Legal Strategy in Business Valuation
Given the family business needs valuation so it can be properly, equitably divided as a marital asset, the spouses have disparate motives. Their legal strategies will reflect those motives. The owner-spouse of a service company, for instance, is motivated to undervalue or deflate the value of the business (as well as any personal goodwill as an income source). The non-owner spouse is motivated to overvalue or inflate the value of the business (as well any personal goodwill as an income source for support). Therefore, proper valuation is essential.
Method of Business Valuation
In valuing a business, the “cash flows capitalized to determine … present overall value of business” are also the cash flows used to determine income for support. See The ‘Double Dipping’ Concept in Business Valuation for Divorce Purposes by attorney Robert J. Rivers (2006). A fundamental principal of business valuation is that the value is, says Rivers, “equal to the present worth of the future benefits of ownership.” That is, the value is a “projection as to what the future income will be based upon a review of the historical earnings of the company.”

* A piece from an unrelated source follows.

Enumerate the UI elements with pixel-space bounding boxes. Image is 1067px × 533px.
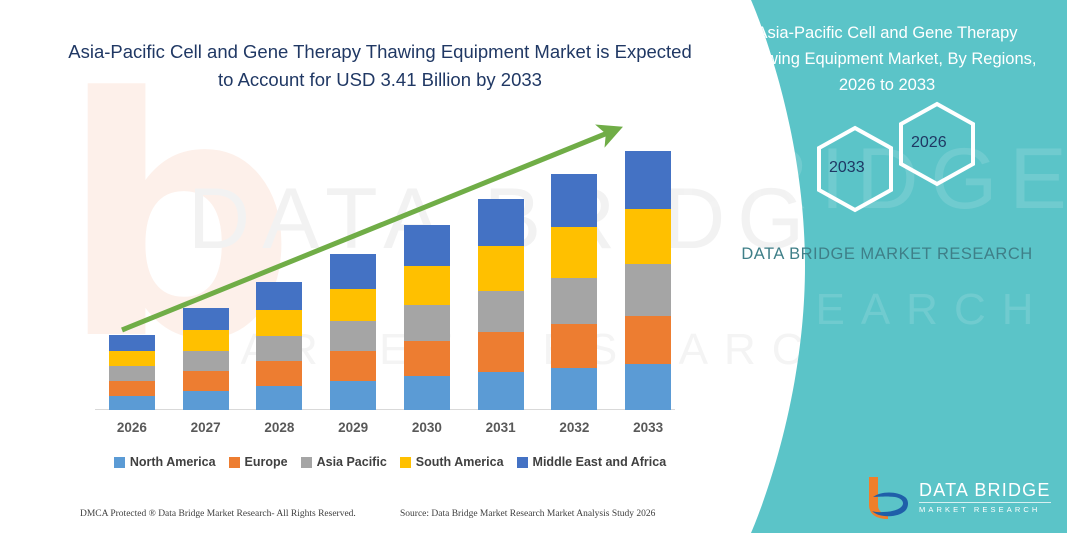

Choose a Business Valuation Method
When the business is a marital asset, its value must be established before the court will divide it. It is possible, too, that the business is operating well into the red and is not an asset but a liability, a debt for the spouses to share. That debt would also be separate from income drawn by the owner. Obtaining the spouses’ agreement on a valuation method would be optimal. However, if there is no agreement, then each party is free to hire an expert business valuator, typically a forensic accountant, who will use one of several recognized valuation methods. Be forewarned, this can get costly. The judge determines the final value based upon the experts’ testimony and valuations.

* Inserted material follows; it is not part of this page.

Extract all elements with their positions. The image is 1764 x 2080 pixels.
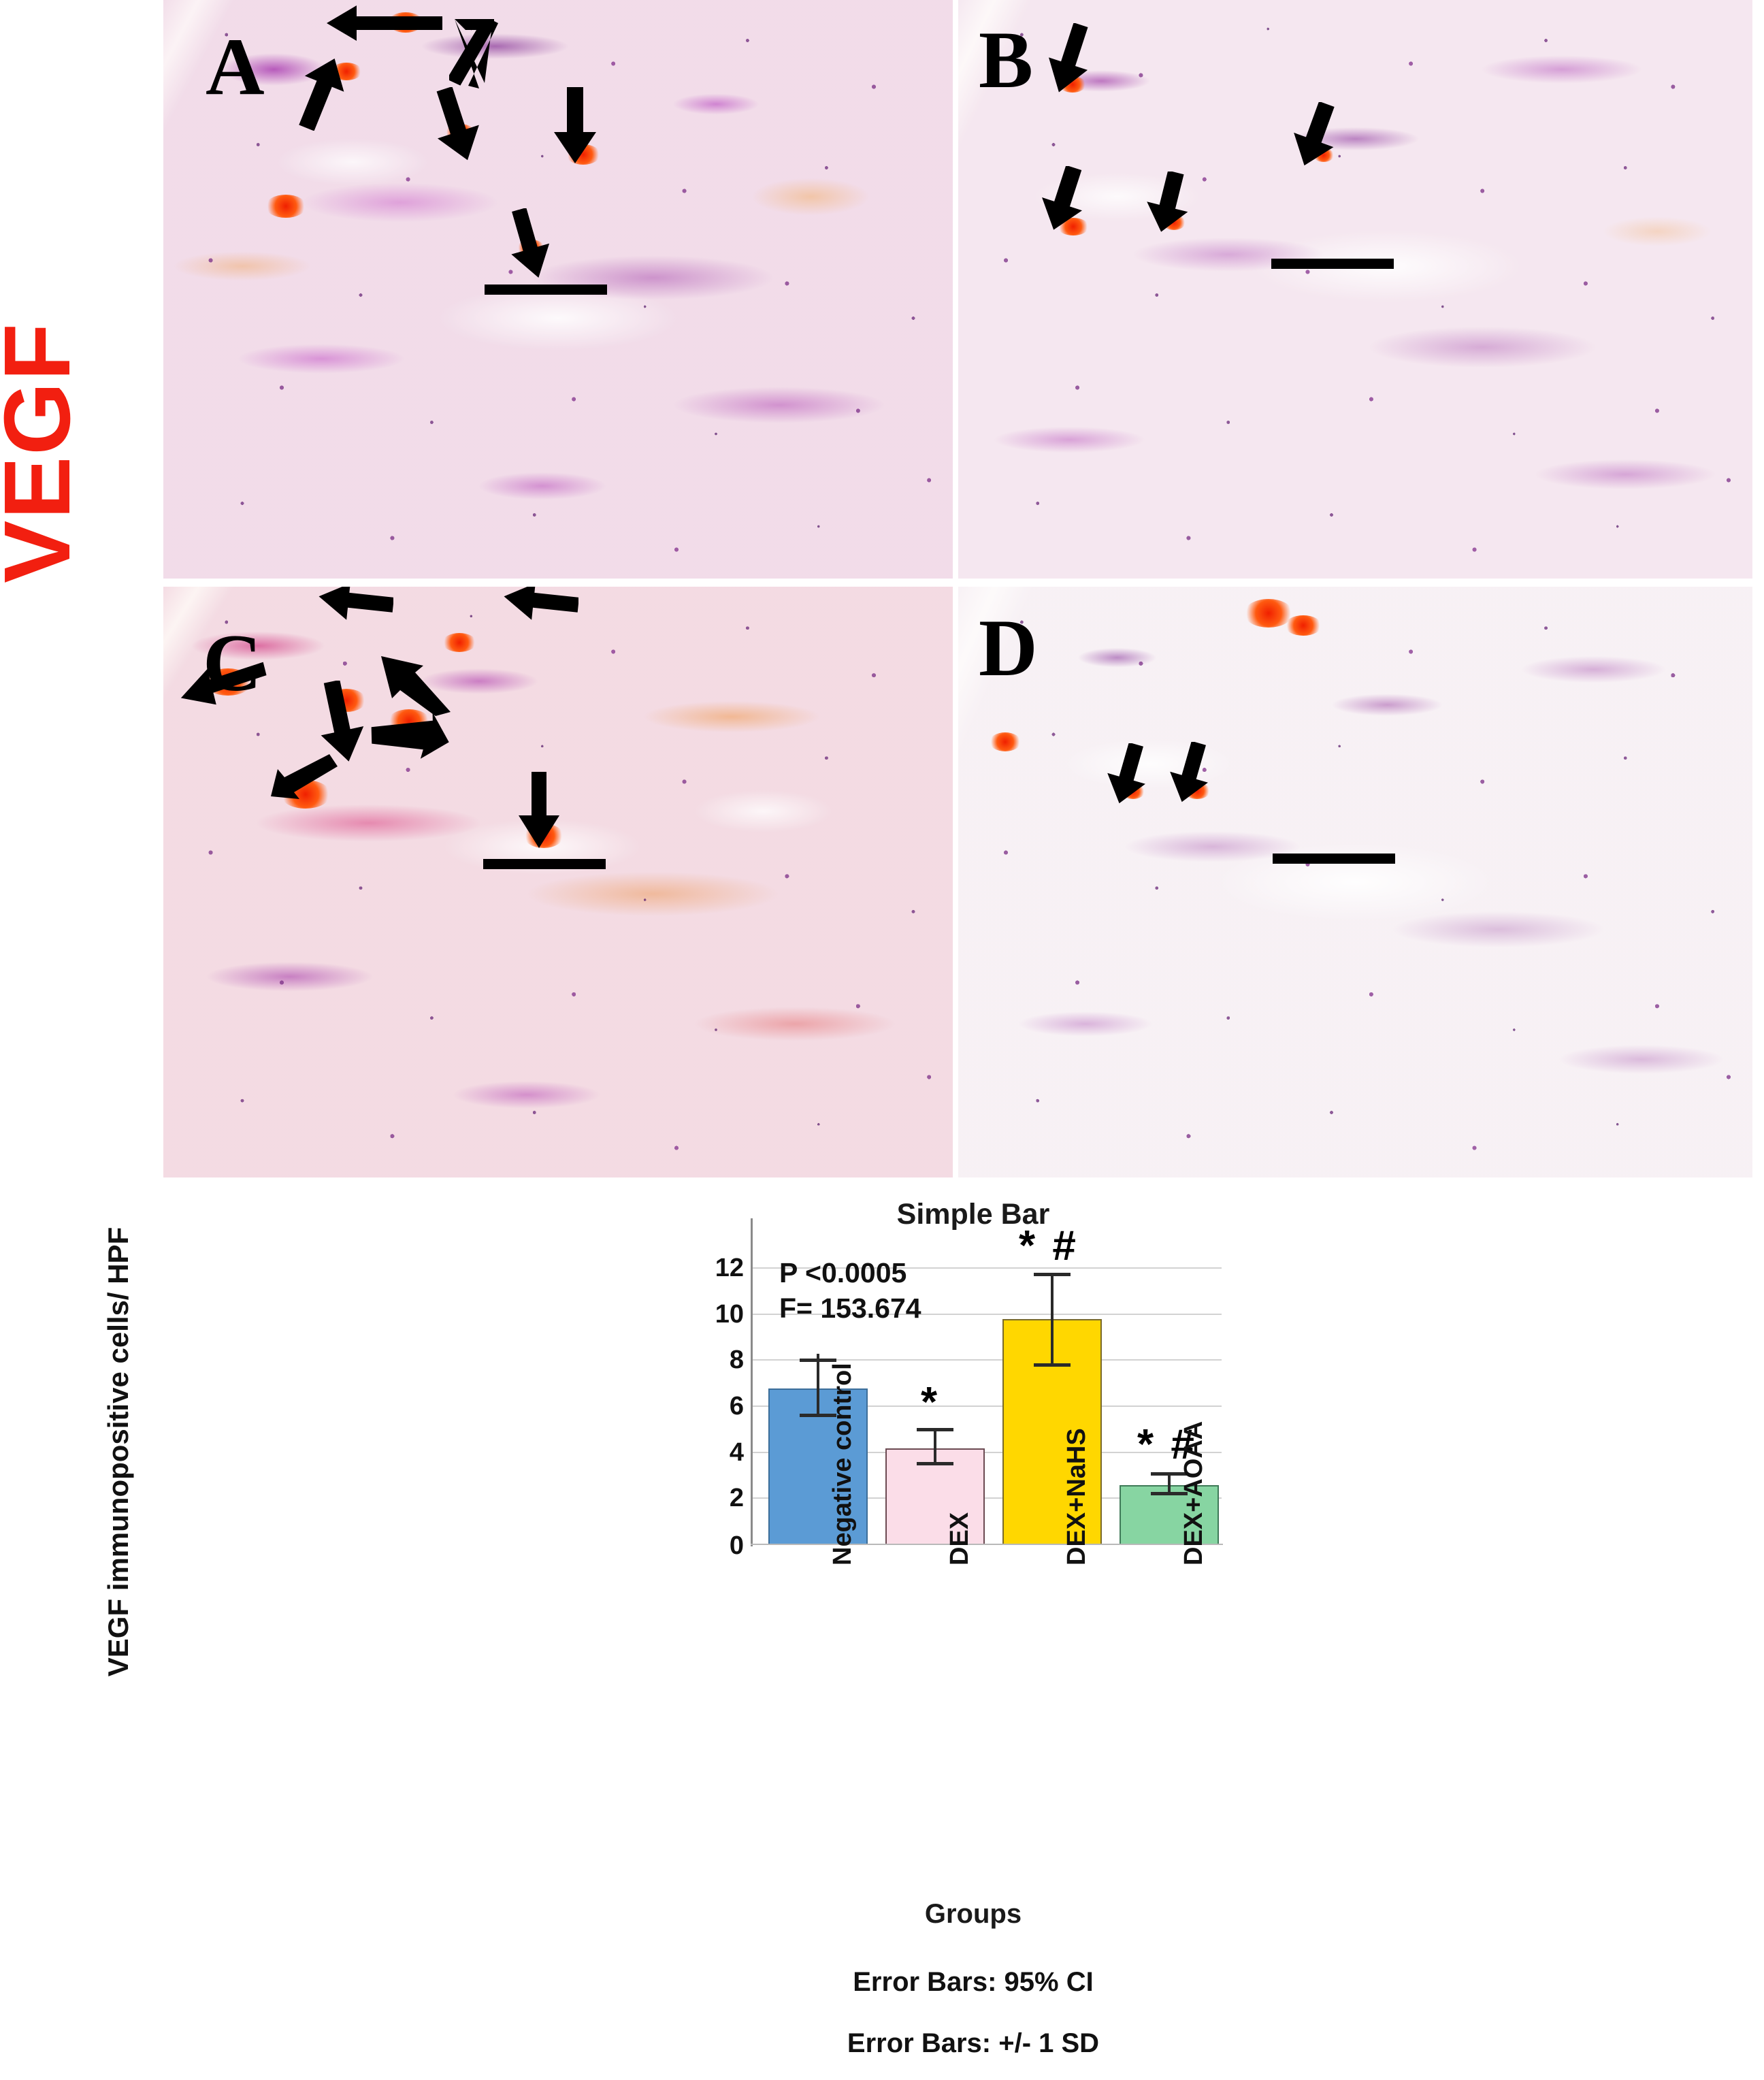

To learn more about business valuation, read our discussion on Business Valuation in Tennessee Divorce Law. For real-life examples, take a look at our blog for case summaries under the Tennessee Business Valuation category.
What business valuation method is best? Choose the one that carries out your legal strategy and is appropriate for the type of business being valued. Strategically, it may be more beneficial to obtain a low valuation, or the opposite may be true. Say, for example, that the owner-spouse will buy-out the other’s marital interest in the company. If the business is over-valued, then the non-owner spouse receives the better deal. If under-valued, then the owner gets the better deal by retaining more after the buy-out.
Placing a reasonably accurate value on something as unique as a family-owned business is always challenging, but is absolutely necessary for the best possible outcome in the Tennessee divorce.